The case that we have presented here has brought up several questions regarding C. difficile infection. Firstly, does an alteration in gastrointestinal motility contribute to the development of CDE? Wee et al. described the CT findings in four patients with CDE confirmed pathologically [6]. Mesenteric stranding, ascites, small bowel distension, and mural thickening are prominent features on CT exam. These findings are not specific, and can also be observed in the setting of bowel ischemia. In addition, bowel distension is a hallmark feature of bowel obstruction or ileus. This leads to a question of whether slowing or stasis within the GI tract may promote C. difficile colonization. Patients who have undergone surgery within 30 d are at increased risk for the progression of C. difficile to fulminant disease [16]. Decreased GI motility that is common in the post-operative period, particularly in patients using narcotics for pain control, may allow for the proliferation of C. difficile and toxin production, leading to clinical worsening.

Furthermore, C. difficile infection recurrence is common, with much recent research focused on how to clear the infection and restore normal GI flora. In response, several new medical therapies have emerged, including rifaximin and fidaxomycin [17], which both show improvements in recurrence rates. Fecal transplant has also been proposed as novel therapy in the setting of recurrent C. difficile infection. Is it possible that the small intestine acts as a reservoir for C. difficile infection? Kralovich et al. published a case report in 1997 of a patient who developed fulminant C. difficile ileitis in a defunctionalized segment of ileum following jejuno-ileal bypass surgery, suggesting that this segment of small bowel was serving as a reservoir for C. difficile infection [18]. If the small intestine does indeed act as a reservoir, perhaps therapy should be targeted at eradication of C. difficile from the small intestine, as this might help to prevent recurrences and progression to fulminant disease.
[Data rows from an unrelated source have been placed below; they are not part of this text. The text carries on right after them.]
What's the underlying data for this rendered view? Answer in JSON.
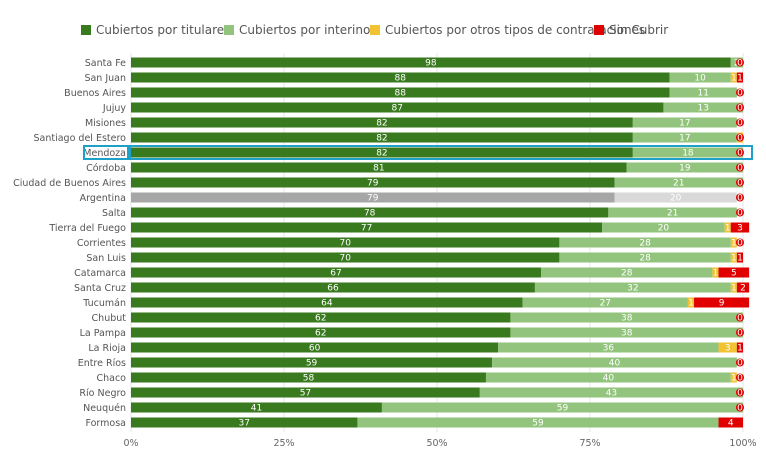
{
  "chart_data": {
    "type": "bar",
    "orientation": "horizontal",
    "stacked": "percent",
    "categories": [
      "Santa Fe",
      "San Juan",
      "Buenos Aires",
      "Jujuy",
      "Misiones",
      "Santiago del Estero",
      "Mendoza",
      "Córdoba",
      "Ciudad de Buenos Aires",
      "Argentina",
      "Salta",
      "Tierra del Fuego",
      "Corrientes",
      "San Luis",
      "Catamarca",
      "Santa Cruz",
      "Tucumán",
      "Chubut",
      "La Pampa",
      "La Rioja",
      "Entre Ríos",
      "Chaco",
      "Río Negro",
      "Neuquén",
      "Formosa"
    ],
    "series": [
      {
        "name": "Cubiertos por titulares",
        "color": "#3a7a1f",
        "values": [
          98,
          88,
          88,
          87,
          82,
          82,
          82,
          81,
          79,
          79,
          78,
          77,
          70,
          70,
          67,
          66,
          64,
          62,
          62,
          60,
          59,
          58,
          57,
          41,
          37
        ]
      },
      {
        "name": "Cubiertos por interinos",
        "color": "#93c47d",
        "values": [
          2,
          10,
          11,
          13,
          17,
          17,
          18,
          19,
          21,
          20,
          21,
          20,
          28,
          28,
          28,
          32,
          27,
          38,
          38,
          36,
          40,
          40,
          43,
          59,
          59
        ]
      },
      {
        "name": "Cubiertos por otros tipos de contrataciones",
        "color": "#f1c232",
        "values": [
          0,
          1,
          0,
          0,
          0,
          1,
          0,
          0,
          0,
          0,
          0,
          1,
          1,
          1,
          1,
          1,
          1,
          0,
          0,
          3,
          0,
          1,
          0,
          0,
          0
        ]
      },
      {
        "name": "Sin Cubrir",
        "color": "#e00000",
        "values": [
          0,
          1,
          0,
          0,
          0,
          0,
          0,
          0,
          0,
          0,
          0,
          3,
          0,
          1,
          5,
          2,
          9,
          0,
          0,
          1,
          0,
          0,
          0,
          0,
          4
        ]
      }
    ],
    "xlim": [
      0,
      100
    ],
    "xticks": [
      "0%",
      "25%",
      "50%",
      "75%",
      "100%"
    ],
    "legend_position": "top",
    "highlighted_category": "Mendoza",
    "highlight_color": "#1fa0c8",
    "average_category": "Argentina",
    "average_colors": [
      "#a6a6a6",
      "#d9d9d9",
      "#f2f2f2",
      "#f2f2f2"
    ]
  }
}
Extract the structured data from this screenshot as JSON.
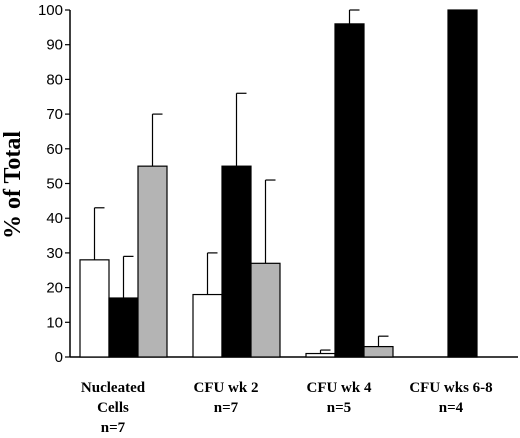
{
  "chart_data": {
    "type": "bar",
    "ylabel": "% of Total",
    "xlabel": "",
    "ylim": [
      0,
      100
    ],
    "yticks": [
      0,
      10,
      20,
      30,
      40,
      50,
      60,
      70,
      80,
      90,
      100
    ],
    "grid": false,
    "categories": [
      [
        "Nucleated",
        "Cells",
        "n=7"
      ],
      [
        "CFU wk 2",
        "n=7"
      ],
      [
        "CFU wk 4",
        "n=5"
      ],
      [
        "CFU wks 6-8",
        "n=4"
      ]
    ],
    "series": [
      {
        "color": "#ffffff",
        "values": [
          28,
          18,
          1,
          0
        ],
        "errors": [
          15,
          12,
          1,
          null
        ]
      },
      {
        "color": "#000000",
        "values": [
          17,
          55,
          96,
          100
        ],
        "errors": [
          12,
          21,
          4,
          null
        ]
      },
      {
        "color": "#b4b4b4",
        "values": [
          55,
          27,
          3,
          0
        ],
        "errors": [
          15,
          24,
          3,
          null
        ]
      }
    ]
  }
}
Mortality rates following colectomy remain high at 33% [19]. On multivariable analysis, this was associated mainly with host factors, such as advanced age and underlying comorbid conditions. However, addressing CDE, if present at the time of laparotomy, may improve outcomes and guide medical treatment following surgical intervention.
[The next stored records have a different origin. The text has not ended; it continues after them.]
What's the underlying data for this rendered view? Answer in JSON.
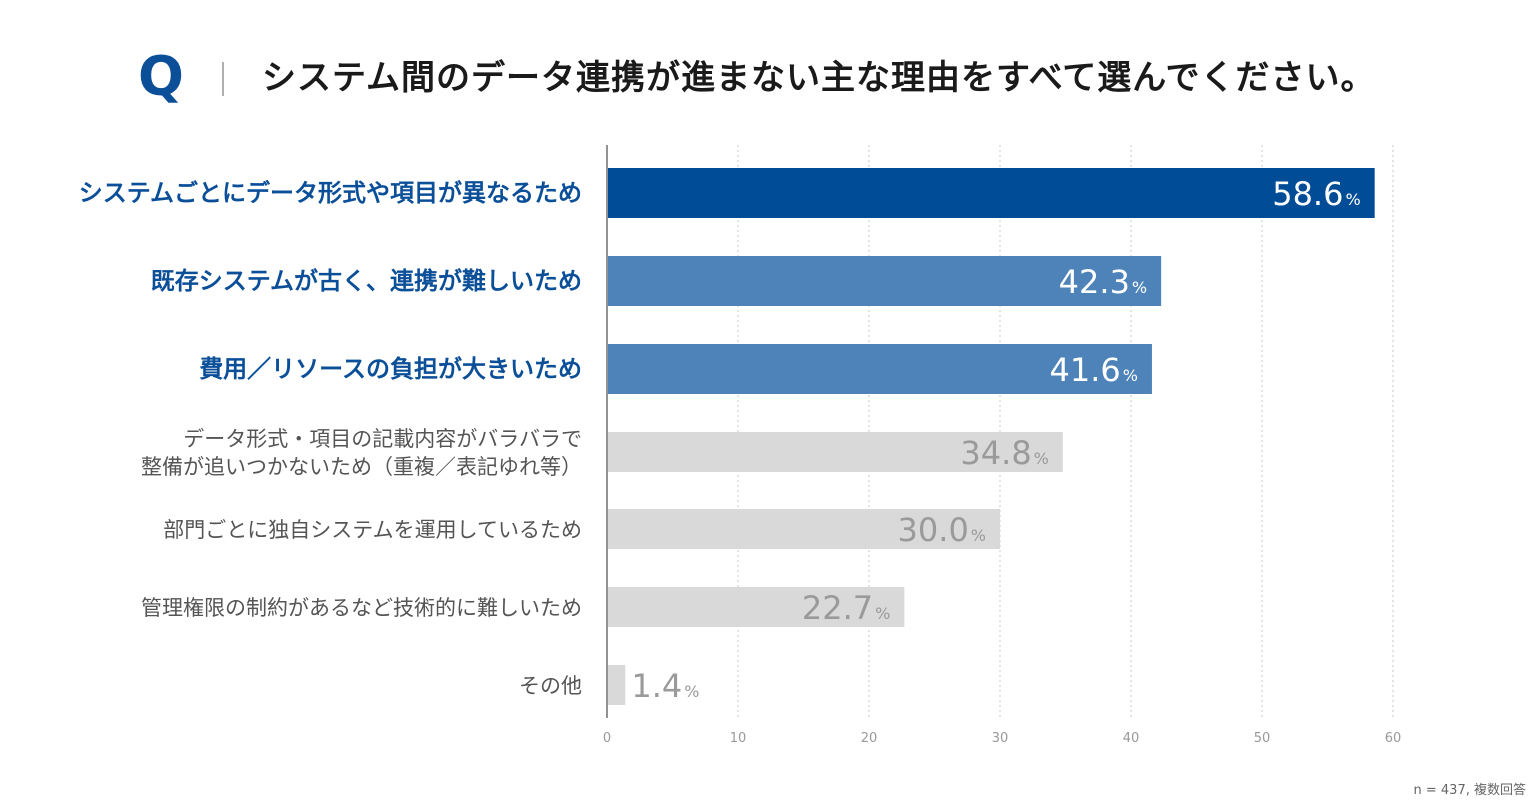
{
  "header": {
    "q_label": "Q",
    "question": "システム間のデータ連携が進まない主な理由をすべて選んでください。"
  },
  "footnote": "n = 437, 複数回答",
  "colors": {
    "highlight_dark": "#004c97",
    "highlight_medium": "#4d83b8",
    "neutral_bar": "#d9d9d9",
    "label_highlight": "#0b4f99",
    "label_neutral": "#555555",
    "value_on_dark": "#ffffff",
    "value_on_light": "#9a9a9a"
  },
  "chart_data": {
    "type": "bar",
    "orientation": "horizontal",
    "title": "システム間のデータ連携が進まない主な理由をすべて選んでください。",
    "categories": [
      [
        "システムごとにデータ形式や項目が異なるため"
      ],
      [
        "既存システムが古く、連携が難しいため"
      ],
      [
        "費用／リソースの負担が大きいため"
      ],
      [
        "データ形式・項目の記載内容がバラバラで",
        "整備が追いつかないため（重複／表記ゆれ等）"
      ],
      [
        "部門ごとに独自システムを運用しているため"
      ],
      [
        "管理権限の制約があるなど技術的に難しいため"
      ],
      [
        "その他"
      ]
    ],
    "values": [
      58.6,
      42.3,
      41.6,
      34.8,
      30.0,
      22.7,
      1.4
    ],
    "value_suffix": "%",
    "highlight": [
      "dark",
      "medium",
      "medium",
      "none",
      "none",
      "none",
      "none"
    ],
    "xlim": [
      0,
      60
    ],
    "x_ticks": [
      0,
      10,
      20,
      30,
      40,
      50,
      60
    ],
    "grid": "vertical dotted",
    "xlabel": "",
    "ylabel": ""
  }
}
As of yet, no study on the extent of gastrointestinal tract involvement in the setting C. difficile infection has been performed, and as such, we have no correlation with impact on progression to fulminant disease or mortality. Although guidelines exist for the treatment of C. difficile colitis, guidelines for the treatment of CDE have not been established. In the future, defining the extent of C. difficile infection may aid in tailoring treatment of this infection, ensuring that all sites along the GI tract are clear and that normal flora has been restored. This may also help to direct therapy to distinct regions of the GI tract, for example using enemas for colonic involvement and oral therapies when the small bowel is involved. In addition, if indeed the site of involvement is associated with severity, defining the extent of involvement may be useful in determining which patients would benefit from early surgical intervention. The case presented in this report is far from straightforward. Although CDE was diagnosed clinically, the pathologic specimens were equivocal for infectious versus ischemic colitis. We present this case to highlight an unusual and dramatic presentation of what we believe was CDE, as well as to bring up some interesting questions regarding the complexities of C. difficile infection. Future studies on CDE may further elucidate its clinical importance and guide early diagnosis and treatment.